For a study, I have a system (black-box) that requires an input in the form of an array with 4 values (
input_array) and depending on their values it produces an output (response) signal.
input_array contains 4 real values (parameters P1-4), with given and separate ranges. The output signal's quality is measured by calculating its signal-to-noise ratio (SNR). Each
input_array variant can be applied to the system once every 3 seconds (not faster than 3 s).
I have to find the optimal
input_array that produces the greatest SNR (preferably, in the least amount of time). That is, the combination of the 4 real values that maximizes the SNR (an optimal solution is sufficient; an absolute solution is welcomed, but not necessarily required). If helpful in finding a solution, the 4 parameters can be discretized, but their ranges would include hundreds of possible (discrete) values.
The values can be considered independent, no prior knowledge is available for them except their ranges, and their individual influence on the SNR is unknown. The SNR is a real value that is influenced by noise (thus, for the same
input_array applied consecutively, it can have different (but close) values).

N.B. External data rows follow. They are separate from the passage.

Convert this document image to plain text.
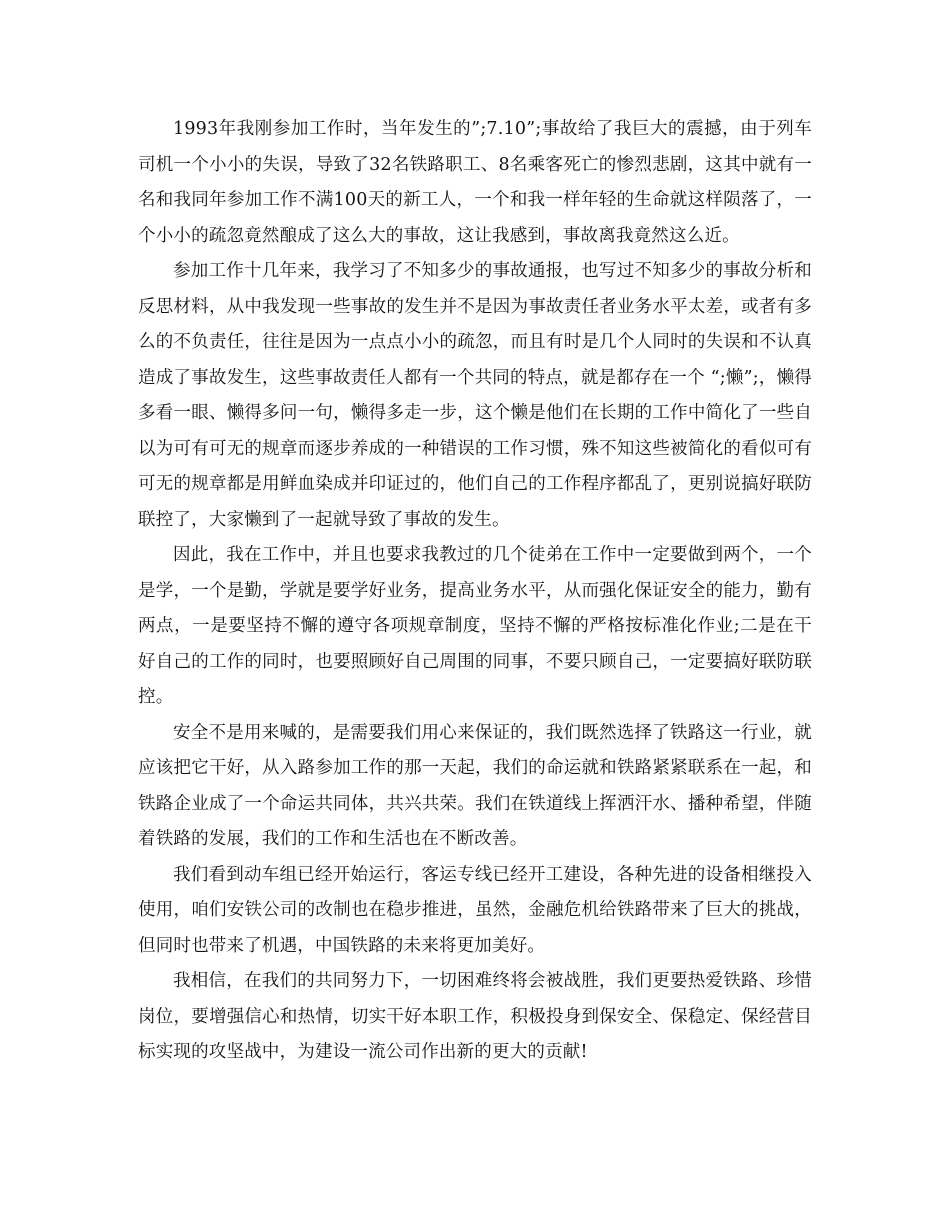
1993年我刚参加工作时，当年发生的”;7.10”;事故给了我巨大的震撼，由于列车司机一个小小的失误，导致了32名铁路职工、8名乘客死亡的惨烈悲剧，这其中就有一名和我同年参加工作不满100天的新工人，一个和我一样年轻的生命就这样陨落了，一个小小的疏忽竟然酿成了这么大的事故，这让我感到，事故离我竟然这么近。

参加工作十几年来，我学习了不知多少的事故通报，也写过不知多少的事故分析和反思材料，从中我发现一些事故的发生并不是因为事故责任者业务水平太差，或者有多么的不负责任，往往是因为一点点小小的疏忽，而且有时是几个人同时的失误和不认真造成了事故发生，这些事故责任人都有一个共同的特点，就是都存在一个 “;懒”;，懒得多看一眼、懒得多问一句，懒得多走一步，这个懒是他们在长期的工作中简化了一些自以为可有可无的规章而逐步养成的一种错误的工作习惯，殊不知这些被简化的看似可有可无的规章都是用鲜血染成并印证过的，他们自己的工作程序都乱了，更别说搞好联防联控了，大家懒到了一起就导致了事故的发生。

因此，我在工作中，并且也要求我教过的几个徒弟在工作中一定要做到两个，一个是学，一个是勤，学就是要学好业务，提高业务水平，从而强化保证安全的能力，勤有两点，一是要坚持不懈的遵守各项规章制度，坚持不懈的严格按标准化作业;二是在干好自己的工作的同时，也要照顾好自己周围的同事，不要只顾自己，一定要搞好联防联控。

安全不是用来喊的，是需要我们用心来保证的，我们既然选择了铁路这一行业，就应该把它干好，从入路参加工作的那一天起，我们的命运就和铁路紧紧联系在一起，和铁路企业成了一个命运共同体，共兴共荣。我们在铁道线上挥洒汗水、播种希望，伴随着铁路的发展，我们的工作和生活也在不断改善。

我们看到动车组已经开始运行，客运专线已经开工建设，各种先进的设备相继投入使用，咱们安铁公司的改制也在稳步推进，虽然，金融危机给铁路带来了巨大的挑战，但同时也带来了机遇，中国铁路的未来将更加美好。

我相信，在我们的共同努力下，一切困难终将会被战胜，我们更要热爱铁路、珍惜岗位，要增强信心和热情，切实干好本职工作，积极投身到保安全、保稳定、保经营目标实现的攻坚战中，为建设一流公司作出新的更大的贡献!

What solution(s) can be applied to this problem?
The simplest solution that comes to mind is to perform an exhaustive search of the parameters domain, but it is no applicable because the time required will be too long.
Initially, I was considering of applying reinforcement learning algorithms for continuous action spaces, by considering each parameter a separate action and returning a positive/negative reward when the SNR increases/decreases (e.g., +/-1). However, I think they would require too much time; nonetheless, I can stop the learning process at any time I consider that the
input_arrayproduces an acceptable SNR.
After further thinking, this problem seemed like a search problem, so I thought that (heuristic) searching algorithms may be appropriate.
Does anybody have an idea what would be the most appropriate solution to this problem?